Parviz Shahbazi taucht ein ins Leben von Jugendlichen im aktuellen Iran, wo die rückwärtsgewandte Politik und Moral jeder Veränderung im Wege steht, aber gleichwohl nicht verhindern kann, dass auf den Strassen und in den Häusern, wo die Abtrünnigen und Aufmüpfigen sich aufhalten, ein Sturm von spontanen, hedonistischen, zum Teil naiven, pubertierenden Protesten losbricht, anders als bei der «Jasmin»-Revolution in Tunesien oder Ägypten, anders auch als bei den 68er-Revolten in Berkeley, Paris, Berlin oder Zürich.

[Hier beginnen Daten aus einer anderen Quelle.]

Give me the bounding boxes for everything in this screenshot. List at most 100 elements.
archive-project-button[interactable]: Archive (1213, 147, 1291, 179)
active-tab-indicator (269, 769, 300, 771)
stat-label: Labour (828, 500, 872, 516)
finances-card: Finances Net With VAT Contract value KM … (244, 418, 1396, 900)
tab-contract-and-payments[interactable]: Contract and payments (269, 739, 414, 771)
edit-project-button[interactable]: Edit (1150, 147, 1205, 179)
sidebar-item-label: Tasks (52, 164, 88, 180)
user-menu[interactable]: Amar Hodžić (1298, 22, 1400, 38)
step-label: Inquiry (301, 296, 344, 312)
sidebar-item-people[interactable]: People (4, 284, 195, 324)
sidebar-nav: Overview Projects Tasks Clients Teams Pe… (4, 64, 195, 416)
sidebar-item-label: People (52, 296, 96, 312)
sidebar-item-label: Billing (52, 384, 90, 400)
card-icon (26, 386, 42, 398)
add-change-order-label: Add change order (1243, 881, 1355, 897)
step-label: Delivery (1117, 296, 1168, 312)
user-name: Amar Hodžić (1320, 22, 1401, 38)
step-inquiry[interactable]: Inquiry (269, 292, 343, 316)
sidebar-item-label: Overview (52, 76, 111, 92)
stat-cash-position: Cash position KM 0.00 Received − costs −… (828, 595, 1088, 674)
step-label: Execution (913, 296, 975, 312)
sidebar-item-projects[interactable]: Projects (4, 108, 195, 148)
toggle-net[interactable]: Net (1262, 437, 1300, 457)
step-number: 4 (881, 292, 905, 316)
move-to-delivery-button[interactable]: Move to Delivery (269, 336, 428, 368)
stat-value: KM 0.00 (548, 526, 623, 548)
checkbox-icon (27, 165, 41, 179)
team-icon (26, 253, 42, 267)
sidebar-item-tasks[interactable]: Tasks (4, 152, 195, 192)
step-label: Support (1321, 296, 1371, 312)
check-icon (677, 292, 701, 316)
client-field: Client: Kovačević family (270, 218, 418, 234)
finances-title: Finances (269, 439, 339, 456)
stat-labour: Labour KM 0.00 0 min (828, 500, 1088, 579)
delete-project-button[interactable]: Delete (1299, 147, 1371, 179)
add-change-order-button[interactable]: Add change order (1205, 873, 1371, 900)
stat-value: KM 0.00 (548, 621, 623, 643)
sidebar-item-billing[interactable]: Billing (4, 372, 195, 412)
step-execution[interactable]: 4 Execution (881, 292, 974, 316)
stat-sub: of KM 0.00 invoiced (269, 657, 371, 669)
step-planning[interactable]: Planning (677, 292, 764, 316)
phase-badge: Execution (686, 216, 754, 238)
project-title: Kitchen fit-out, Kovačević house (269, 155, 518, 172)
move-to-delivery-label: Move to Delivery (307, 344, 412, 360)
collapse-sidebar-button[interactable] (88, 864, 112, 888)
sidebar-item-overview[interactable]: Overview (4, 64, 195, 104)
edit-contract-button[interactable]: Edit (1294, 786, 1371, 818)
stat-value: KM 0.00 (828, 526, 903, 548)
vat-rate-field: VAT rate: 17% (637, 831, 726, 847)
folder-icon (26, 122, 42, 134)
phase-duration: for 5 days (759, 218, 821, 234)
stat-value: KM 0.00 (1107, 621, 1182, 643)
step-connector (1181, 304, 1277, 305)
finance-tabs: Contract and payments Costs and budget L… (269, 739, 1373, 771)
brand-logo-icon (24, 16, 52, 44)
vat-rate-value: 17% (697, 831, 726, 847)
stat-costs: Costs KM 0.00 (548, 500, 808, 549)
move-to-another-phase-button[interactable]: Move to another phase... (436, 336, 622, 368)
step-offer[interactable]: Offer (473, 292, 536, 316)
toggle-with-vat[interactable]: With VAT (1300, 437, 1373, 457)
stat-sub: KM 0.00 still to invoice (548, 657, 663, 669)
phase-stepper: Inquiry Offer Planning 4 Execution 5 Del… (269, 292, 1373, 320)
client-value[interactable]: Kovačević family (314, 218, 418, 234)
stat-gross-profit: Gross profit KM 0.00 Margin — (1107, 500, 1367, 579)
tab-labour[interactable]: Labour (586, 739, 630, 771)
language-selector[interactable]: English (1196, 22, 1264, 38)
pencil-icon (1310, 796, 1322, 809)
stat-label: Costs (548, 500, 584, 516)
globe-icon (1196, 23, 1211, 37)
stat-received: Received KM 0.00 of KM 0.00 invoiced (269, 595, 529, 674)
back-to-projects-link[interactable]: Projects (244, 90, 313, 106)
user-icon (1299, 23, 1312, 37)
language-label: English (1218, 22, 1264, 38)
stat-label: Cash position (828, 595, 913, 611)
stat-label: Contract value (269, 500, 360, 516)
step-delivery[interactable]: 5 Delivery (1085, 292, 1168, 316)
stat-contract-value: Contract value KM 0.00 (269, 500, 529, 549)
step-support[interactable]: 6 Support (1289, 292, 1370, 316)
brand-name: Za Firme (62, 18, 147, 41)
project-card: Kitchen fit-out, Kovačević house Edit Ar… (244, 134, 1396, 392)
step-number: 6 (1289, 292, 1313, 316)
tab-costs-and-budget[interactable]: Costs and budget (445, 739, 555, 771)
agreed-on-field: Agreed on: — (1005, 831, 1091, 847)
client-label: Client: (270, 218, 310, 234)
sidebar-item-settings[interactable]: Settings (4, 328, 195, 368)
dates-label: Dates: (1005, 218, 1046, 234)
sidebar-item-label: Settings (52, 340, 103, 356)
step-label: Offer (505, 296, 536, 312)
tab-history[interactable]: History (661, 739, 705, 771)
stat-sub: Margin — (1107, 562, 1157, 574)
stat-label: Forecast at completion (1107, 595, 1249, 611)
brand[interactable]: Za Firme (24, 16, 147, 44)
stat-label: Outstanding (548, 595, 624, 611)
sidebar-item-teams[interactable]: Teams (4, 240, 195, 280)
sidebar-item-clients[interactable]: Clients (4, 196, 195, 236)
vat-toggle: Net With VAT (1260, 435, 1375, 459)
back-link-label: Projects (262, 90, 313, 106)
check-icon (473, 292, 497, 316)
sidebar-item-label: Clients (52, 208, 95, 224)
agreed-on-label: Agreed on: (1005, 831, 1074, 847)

Geboren am 16. Juli 1962 in Teheran, studierte der Filmemacher Parviz Shahbazi am Teheran Cinema College. In den frühen Achtzigerjahren begann er Kurzgeschichten zu schreiben und Kurzfilme zu drehen. Er arbeitete als Cutter für andere Filmemacher und hatte ein ganzes Dutzend Kurzfilme realisiert, bevor er 1996 seinen ersten abendfüllenden Spielfilm inszenierte. Parviz Shahbazi hat das Buch zu «Malaria» geschrieben und die Geschichte lebensnah inszeniert. Er sagt zu seinem Spielfilm «Malaria»: «Ich glaube, dass die iranische Gesellschaft noch nie ein stärkeres Bedürfnis nach Freude hatte als heute. Die Sequenz des Strassenkonzerts haben wir im Herzen Teherans gefilmt. Passanten standen stundenlang rum, um sich die Musik anzuhören und schenkten dem Filmteam überhaupt keine Beachtung. Wann immer es die Handlung zuliess, brachte ich Szenen dieser Volksfreude in den Film ein sowie die Nacht, in welcher das Atomabkommen zwischen dem Iran und der 5+1-Gruppe endlich unterschrieben wurde. Es hätte mir gefallen, wenn meine Protagonisten ebenfalls fröhlich gewesen wären, doch die Widersprüche einer Gesellschaft, die dauernd zwischen Modernität und Tradition hin- und hergerissen ist, machen so etwas schwierig.»

«Malaria» erhielt mehrere namhafte internationale Auszeichnungen. Lassen Sie sich diese Perle nicht entgehen!

FILMPODIUM SAANENLAND

Wir zeigen den Film am Pfingstmontag, 10. Juni um 20.30 Uhr im Cinema Gstaad. Nichtmitglieder sind herzlich willkommen und zahlen an der Abendkasse.